Una cronista de ANCCOM acompañó a los voluntarios de la Fundación Sí en su recorrida por Palermo para darle comida y, sobre todo, compañía a las personas en situación de calle. Aquí sus voces.
Son las ocho de la noche y, como todos los días del año, los voluntarios de Fundación Sí salen a caminar las calles de Buenos Aires con un termo de agua caliente en la mano y la intención simple y radical de acompañar. En invierno se ofrece abrigo; en verano, algo fresco. Pero lo que se reparte –sobre todo- es tiempo, escucha y atención. Se revisan las listas, se distribuyen las cuadras, se anotan los pedidos. Cada grupo conoce su recorrido; en este caso, el de la zona 14, en Palermo.
El punto de encuentro siempre es el mismo: la esquina de Charcas y Julián Álvarez. Las cuadras están semivacías: algunos bares todavía abiertos, taxis que frenan un momento y siguen, las máquinas barredoras que avanzan lento, verduleros que guardan los cajones y algún vecino que pasea al perro mientras los voluntarios buscan rostros conocidos. Dicen que hacer recorridas es una manera de visibilizar a quienes el resto invisibiliza. Darles nombre, saber cuál es su historia, poder compartir con ellos un rato, una charla, un té, una sopa.
Desde hace más de una década, la Fundación Sí organiza este entramado de apoyo que se sostiene todas las noches, incluso en Navidad y Año Nuevo.La apuesta es por el vínculo. Las Recorridas Nocturnas se realizan en CABA, en partidos del Gran Buenos Aires como Tigre, Pilar, Luján, La Plata, Mar del Plata, Rosario, Córdoba, Tucumán, Salta, Jujuy, Resistencia, Posadas, Mendoza y San Luis. El propósito es acompañar a las personas que se encuentran en situación de calle y estar presente en los procesos personales de cada una a través de la constancia y con la idea firme de permanecer, porque conocerse lleva tiempo.
Para hacerlo, trabaja en un abordaje integral de cada historia, con la intervención de distintas áreas conformadas por voluntarios especializados: Adicciones, Animales, Asesoramiento jurídico, Documentación, Inclusión Escolar, Inclusión laboral, Jubilaciones, Psicología, Salud, Trabajo Social y Visitas.

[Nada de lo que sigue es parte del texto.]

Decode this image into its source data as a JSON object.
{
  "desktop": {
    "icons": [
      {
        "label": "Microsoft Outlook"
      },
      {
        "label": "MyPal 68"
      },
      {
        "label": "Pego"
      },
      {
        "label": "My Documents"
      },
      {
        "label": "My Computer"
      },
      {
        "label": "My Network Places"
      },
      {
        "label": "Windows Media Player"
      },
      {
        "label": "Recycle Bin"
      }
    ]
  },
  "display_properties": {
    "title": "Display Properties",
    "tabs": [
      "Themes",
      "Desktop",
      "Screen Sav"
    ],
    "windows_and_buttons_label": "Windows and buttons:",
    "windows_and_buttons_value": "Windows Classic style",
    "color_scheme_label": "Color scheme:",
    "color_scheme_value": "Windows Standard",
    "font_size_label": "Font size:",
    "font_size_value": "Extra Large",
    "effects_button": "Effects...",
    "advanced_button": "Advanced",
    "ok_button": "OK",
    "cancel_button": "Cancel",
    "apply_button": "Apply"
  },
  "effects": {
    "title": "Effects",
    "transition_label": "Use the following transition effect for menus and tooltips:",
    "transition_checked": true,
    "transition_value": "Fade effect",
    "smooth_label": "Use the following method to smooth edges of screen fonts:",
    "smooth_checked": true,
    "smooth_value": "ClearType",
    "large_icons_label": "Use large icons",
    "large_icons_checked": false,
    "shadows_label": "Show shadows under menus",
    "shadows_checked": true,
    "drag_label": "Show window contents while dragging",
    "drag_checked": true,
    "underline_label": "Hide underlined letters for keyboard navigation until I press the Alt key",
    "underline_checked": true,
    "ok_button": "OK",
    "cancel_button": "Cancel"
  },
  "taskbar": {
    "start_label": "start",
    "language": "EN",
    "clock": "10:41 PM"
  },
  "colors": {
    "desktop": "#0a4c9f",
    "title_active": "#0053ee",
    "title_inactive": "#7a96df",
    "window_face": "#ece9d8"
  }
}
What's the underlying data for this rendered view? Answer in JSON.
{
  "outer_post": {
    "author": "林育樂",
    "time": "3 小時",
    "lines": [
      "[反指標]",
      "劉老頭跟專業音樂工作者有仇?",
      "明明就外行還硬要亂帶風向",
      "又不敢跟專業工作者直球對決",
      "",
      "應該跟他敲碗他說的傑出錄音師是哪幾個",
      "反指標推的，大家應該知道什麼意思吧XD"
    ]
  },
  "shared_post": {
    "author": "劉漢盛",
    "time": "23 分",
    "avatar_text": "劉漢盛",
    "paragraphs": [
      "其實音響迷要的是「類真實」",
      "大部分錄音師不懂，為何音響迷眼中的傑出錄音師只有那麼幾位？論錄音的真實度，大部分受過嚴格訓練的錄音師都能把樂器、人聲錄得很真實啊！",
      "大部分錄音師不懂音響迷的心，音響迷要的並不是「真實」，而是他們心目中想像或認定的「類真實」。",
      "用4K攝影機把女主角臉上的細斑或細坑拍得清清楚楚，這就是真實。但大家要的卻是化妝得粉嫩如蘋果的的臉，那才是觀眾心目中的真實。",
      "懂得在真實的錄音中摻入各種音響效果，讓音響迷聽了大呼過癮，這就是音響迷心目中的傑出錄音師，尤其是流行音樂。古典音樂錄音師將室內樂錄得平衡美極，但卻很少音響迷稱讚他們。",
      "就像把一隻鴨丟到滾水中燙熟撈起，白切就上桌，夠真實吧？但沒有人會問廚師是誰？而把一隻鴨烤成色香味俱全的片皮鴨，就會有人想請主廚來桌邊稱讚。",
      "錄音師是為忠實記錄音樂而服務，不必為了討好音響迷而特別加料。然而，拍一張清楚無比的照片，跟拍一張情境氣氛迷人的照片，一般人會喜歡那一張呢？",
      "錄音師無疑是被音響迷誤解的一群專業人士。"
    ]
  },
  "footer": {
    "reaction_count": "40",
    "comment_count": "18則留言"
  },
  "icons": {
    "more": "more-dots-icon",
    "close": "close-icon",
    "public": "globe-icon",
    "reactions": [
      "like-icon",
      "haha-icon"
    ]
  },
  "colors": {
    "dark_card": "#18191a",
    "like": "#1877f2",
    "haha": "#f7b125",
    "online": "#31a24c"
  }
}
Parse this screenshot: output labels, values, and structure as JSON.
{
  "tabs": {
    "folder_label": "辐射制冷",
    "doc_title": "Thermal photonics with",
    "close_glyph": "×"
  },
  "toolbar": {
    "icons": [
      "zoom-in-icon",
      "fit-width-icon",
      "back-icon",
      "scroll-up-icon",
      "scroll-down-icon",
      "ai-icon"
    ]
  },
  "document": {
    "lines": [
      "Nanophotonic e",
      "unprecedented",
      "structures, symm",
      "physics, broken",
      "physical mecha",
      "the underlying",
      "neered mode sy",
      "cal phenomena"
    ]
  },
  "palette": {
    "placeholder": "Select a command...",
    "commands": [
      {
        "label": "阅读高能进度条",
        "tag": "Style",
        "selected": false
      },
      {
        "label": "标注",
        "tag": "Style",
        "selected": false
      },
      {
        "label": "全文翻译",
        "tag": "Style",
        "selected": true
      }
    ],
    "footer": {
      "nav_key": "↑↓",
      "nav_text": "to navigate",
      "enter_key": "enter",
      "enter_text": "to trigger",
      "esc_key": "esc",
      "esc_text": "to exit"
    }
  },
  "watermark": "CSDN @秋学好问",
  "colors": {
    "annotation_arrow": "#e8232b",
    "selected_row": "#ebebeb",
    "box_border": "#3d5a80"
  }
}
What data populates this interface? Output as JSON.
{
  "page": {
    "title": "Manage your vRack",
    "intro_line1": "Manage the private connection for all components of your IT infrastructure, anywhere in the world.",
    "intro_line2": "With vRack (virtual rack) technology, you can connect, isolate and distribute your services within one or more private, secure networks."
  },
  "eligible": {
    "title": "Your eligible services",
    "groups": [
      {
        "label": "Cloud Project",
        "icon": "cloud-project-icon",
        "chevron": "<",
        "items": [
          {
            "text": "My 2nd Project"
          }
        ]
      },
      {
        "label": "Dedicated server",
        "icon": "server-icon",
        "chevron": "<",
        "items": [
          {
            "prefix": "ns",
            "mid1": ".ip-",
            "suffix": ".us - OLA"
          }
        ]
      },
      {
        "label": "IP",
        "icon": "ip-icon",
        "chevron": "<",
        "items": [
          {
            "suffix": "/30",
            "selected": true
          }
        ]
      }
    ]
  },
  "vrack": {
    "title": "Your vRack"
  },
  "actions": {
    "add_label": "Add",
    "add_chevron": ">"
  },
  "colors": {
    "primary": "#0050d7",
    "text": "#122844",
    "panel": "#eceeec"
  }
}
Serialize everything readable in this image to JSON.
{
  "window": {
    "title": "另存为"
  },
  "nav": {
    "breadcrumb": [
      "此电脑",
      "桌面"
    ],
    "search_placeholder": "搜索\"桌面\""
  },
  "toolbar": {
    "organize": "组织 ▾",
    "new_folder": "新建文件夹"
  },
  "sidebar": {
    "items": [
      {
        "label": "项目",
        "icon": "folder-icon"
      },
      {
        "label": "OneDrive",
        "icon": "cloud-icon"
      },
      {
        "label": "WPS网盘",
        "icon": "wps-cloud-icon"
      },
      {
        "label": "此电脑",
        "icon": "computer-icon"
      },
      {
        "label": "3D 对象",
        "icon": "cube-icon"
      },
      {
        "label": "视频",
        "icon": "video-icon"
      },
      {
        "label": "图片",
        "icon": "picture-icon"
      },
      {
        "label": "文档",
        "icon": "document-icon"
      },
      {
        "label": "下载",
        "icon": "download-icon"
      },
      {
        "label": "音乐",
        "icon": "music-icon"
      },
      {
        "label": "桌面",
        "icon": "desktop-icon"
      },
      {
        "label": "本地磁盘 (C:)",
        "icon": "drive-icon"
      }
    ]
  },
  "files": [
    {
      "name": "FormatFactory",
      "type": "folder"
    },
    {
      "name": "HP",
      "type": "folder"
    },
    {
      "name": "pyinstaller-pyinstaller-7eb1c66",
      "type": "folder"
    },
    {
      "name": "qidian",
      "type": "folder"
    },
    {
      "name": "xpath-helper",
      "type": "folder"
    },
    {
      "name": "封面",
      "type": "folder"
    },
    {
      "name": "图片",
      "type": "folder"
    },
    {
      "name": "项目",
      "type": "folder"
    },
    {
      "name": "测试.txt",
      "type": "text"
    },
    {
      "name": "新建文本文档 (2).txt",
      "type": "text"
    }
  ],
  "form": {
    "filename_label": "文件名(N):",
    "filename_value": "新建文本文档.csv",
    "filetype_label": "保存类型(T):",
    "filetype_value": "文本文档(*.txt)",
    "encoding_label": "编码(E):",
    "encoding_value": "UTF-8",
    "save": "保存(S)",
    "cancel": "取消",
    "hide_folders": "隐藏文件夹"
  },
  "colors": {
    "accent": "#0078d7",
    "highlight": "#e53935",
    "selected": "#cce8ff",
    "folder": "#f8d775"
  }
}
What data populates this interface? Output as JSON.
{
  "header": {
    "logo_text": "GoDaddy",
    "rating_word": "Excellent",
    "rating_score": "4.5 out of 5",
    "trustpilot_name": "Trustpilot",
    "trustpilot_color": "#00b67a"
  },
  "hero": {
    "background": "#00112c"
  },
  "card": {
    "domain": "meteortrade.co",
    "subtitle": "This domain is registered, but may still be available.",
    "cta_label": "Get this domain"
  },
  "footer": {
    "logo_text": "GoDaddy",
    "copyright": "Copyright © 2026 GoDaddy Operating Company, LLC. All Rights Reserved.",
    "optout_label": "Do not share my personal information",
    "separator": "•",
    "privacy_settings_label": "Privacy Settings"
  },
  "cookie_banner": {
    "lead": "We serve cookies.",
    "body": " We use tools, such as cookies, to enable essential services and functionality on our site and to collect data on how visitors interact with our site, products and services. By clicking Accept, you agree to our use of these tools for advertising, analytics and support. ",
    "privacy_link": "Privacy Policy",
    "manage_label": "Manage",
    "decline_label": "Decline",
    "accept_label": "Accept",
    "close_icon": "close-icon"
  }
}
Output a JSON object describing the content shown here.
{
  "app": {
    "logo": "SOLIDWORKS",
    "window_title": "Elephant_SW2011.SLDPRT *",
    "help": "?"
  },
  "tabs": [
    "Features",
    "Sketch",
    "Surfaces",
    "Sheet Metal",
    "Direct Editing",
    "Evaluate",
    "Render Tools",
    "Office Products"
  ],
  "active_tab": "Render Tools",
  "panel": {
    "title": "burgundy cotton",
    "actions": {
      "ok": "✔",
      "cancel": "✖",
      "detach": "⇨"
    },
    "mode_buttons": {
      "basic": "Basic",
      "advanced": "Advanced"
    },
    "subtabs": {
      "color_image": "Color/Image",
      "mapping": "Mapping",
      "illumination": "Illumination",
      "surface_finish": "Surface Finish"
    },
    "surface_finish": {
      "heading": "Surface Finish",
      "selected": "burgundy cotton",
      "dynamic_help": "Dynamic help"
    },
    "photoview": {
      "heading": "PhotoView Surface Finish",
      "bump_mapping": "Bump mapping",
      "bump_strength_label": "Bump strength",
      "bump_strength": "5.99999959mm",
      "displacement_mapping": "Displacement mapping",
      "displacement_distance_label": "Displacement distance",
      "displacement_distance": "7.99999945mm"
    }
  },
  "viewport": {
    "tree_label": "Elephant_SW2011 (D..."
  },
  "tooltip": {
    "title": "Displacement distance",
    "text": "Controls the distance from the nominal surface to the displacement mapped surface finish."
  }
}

Juanca espera en la esquina, tiene 63 años y es sumamente trabajador, estructurado, testarudo, amable y agradecido. Desde hace más de una década vive ahí, entre el ruido de los colectivos y la generosidad de los vecinos. Es muy querido, en el barrio lo conocen y lo saludan, participan de sus cumpleaños y de algunas fiestas importantes. Le gusta discutir, sobre todo de política, fútbol o precios. Habla del clima, de la inflación, del tránsito. Para dormir, acomoda su carro adelante. Mantiene sus rutinas y tiene todos los papeles al día, pero aun así le advierten que tenga cuidado porque la policía anda levantando gente.
En un contexto donde la situación de calle no deja de crecer, esta presencia toma otro peso. En mayo de este año, el relevamiento oficial del Instituto Estadístico Porteño registró 4.522 personas sin acceso a una vivienda. De ellas, 1.574 dormían directamente en la vía pública, la cifra más alta desde que se realiza el estudio. Las organizaciones de la sociedad civil que se especializan en el tema, dicen que esa cifra se queda muy corta y cuestionan la metodología utilizada para obtenerla. La crisis económica empuja, el mapa de la calle cambia rápido, cada semana aparecen historias nuevas.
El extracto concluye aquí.